White teachers win $2.1 MILLION in discrimination suit against NYC education department

May 3, 2024 | Political News

New York City will pay out $2.1 million to three white teachers who sued the Department of Education for discrimination, the New York Post reports.

The plaintiffs claimed in the lawsuit that they had been demoted under former Schools Chancellor Richard Carranza and were replaced by people of color who they claimed were unqualified to take on their roles.

The suit was filed five years ago and all three teachers, Lois Herrera, Jaye Murray, and Laura Feijoo, will each receive $700,000 in the form of a settlement after a judge ruled they offered evidence of “race-based discrimination.”

Carranza was on a mission to battle “toxic whiteness” in the DOE, according to the suit, which resulted in “discriminatory” demotions.
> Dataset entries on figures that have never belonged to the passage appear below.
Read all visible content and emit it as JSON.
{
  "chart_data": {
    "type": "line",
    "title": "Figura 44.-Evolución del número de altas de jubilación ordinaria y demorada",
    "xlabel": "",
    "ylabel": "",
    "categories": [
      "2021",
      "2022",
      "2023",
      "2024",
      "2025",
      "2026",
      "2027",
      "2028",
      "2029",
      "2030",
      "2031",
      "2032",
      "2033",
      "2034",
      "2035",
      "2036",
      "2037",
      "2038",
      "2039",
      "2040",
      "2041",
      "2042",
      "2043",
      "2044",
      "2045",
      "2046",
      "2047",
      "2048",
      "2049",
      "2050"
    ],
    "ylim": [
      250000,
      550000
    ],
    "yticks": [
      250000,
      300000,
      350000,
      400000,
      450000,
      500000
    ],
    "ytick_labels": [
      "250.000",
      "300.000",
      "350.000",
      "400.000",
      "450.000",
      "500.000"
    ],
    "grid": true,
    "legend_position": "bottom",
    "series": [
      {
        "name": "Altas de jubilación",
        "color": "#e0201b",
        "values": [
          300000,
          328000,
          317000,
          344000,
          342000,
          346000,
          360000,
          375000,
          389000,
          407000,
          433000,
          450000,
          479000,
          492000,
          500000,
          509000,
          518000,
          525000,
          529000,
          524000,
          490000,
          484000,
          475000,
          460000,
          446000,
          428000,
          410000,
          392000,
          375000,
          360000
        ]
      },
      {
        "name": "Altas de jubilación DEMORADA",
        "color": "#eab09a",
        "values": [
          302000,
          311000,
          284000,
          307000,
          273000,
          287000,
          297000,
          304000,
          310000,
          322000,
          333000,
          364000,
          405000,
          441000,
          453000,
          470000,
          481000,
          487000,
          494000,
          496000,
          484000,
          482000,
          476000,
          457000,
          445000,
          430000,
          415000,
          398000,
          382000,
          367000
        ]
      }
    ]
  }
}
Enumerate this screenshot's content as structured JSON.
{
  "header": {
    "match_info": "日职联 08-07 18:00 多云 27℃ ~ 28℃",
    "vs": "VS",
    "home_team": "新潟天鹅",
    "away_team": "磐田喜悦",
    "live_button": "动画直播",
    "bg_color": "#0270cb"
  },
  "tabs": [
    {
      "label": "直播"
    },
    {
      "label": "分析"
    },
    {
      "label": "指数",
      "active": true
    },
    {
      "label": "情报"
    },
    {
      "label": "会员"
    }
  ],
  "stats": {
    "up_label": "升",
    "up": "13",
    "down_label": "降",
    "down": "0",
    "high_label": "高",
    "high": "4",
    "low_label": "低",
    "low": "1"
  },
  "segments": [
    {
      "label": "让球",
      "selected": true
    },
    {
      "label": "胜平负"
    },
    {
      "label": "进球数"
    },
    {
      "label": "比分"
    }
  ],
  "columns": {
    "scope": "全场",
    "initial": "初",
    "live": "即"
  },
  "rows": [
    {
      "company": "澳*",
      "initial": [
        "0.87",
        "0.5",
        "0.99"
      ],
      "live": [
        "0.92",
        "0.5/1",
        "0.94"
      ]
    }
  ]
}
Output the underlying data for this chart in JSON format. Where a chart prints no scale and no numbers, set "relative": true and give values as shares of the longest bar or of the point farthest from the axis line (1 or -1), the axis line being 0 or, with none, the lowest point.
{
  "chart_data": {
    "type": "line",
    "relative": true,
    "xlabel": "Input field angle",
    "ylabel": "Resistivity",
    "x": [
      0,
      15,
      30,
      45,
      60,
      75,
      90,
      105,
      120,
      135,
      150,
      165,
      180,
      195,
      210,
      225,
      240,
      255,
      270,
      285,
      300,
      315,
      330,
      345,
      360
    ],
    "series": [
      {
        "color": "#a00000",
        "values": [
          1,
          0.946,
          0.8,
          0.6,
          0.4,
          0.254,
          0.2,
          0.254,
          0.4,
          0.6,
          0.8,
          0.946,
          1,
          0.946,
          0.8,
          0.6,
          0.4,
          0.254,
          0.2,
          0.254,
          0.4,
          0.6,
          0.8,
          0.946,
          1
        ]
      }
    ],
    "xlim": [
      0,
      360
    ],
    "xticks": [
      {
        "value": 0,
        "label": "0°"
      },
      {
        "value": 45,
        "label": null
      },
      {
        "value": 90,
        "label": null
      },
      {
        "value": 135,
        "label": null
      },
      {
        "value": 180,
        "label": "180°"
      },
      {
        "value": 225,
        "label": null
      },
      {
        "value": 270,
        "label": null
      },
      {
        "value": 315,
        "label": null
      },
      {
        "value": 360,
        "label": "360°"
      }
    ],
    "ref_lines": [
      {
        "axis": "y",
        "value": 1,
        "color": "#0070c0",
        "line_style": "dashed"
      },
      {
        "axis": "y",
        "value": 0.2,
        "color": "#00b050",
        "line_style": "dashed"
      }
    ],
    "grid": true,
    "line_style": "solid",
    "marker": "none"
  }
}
The lawsuit claimed that while Herrera, a Harvard graduate, was operating as the CEO of the Office of Safety and Youth Development, one of Carranza's deputy chancellors suddenly took away her title and replaced her with Mark Rampersant, a GED-holding black man who was “less-qualified.”

Feijoo, the Senior Supervising Superintendent at the time who was in charge of 46 DOE superintendents, was replaced by Cheryl Watson-Harris, an underling who was Black and did not have the necessary NY licensing at the time, the suit states.

Additionally, Murray, former executive director of the Office of Counseling Support Programs, was demoted from his post and told to report to Rampersant, according to the suit.

Ursulina Ramirez, the DOE's then-chief operating officer, wrote an internal email claiming that former NYC Mayor Bill de Blasio, who named Carranza chancellor in 2018, was “fixated on diversity.”

The lawsuit claimed that those chosen to replace the three female teachers received their employment by “a tap on the shoulder,” without the posts being posted or other applicants being interviewed.

The educators are satisfied with the outcome saying they feel “vindicated” following a five-year legal battle.

The city did not admit to any wrongdoing in the settlement.

A spokesperson for the city's law department said: “The DOE and City are fully committed to fair and inclusive employment practices, and we maintain that these claims lack merit. Nevertheless, settlement of this long-standing case was in the best interest of all parties.”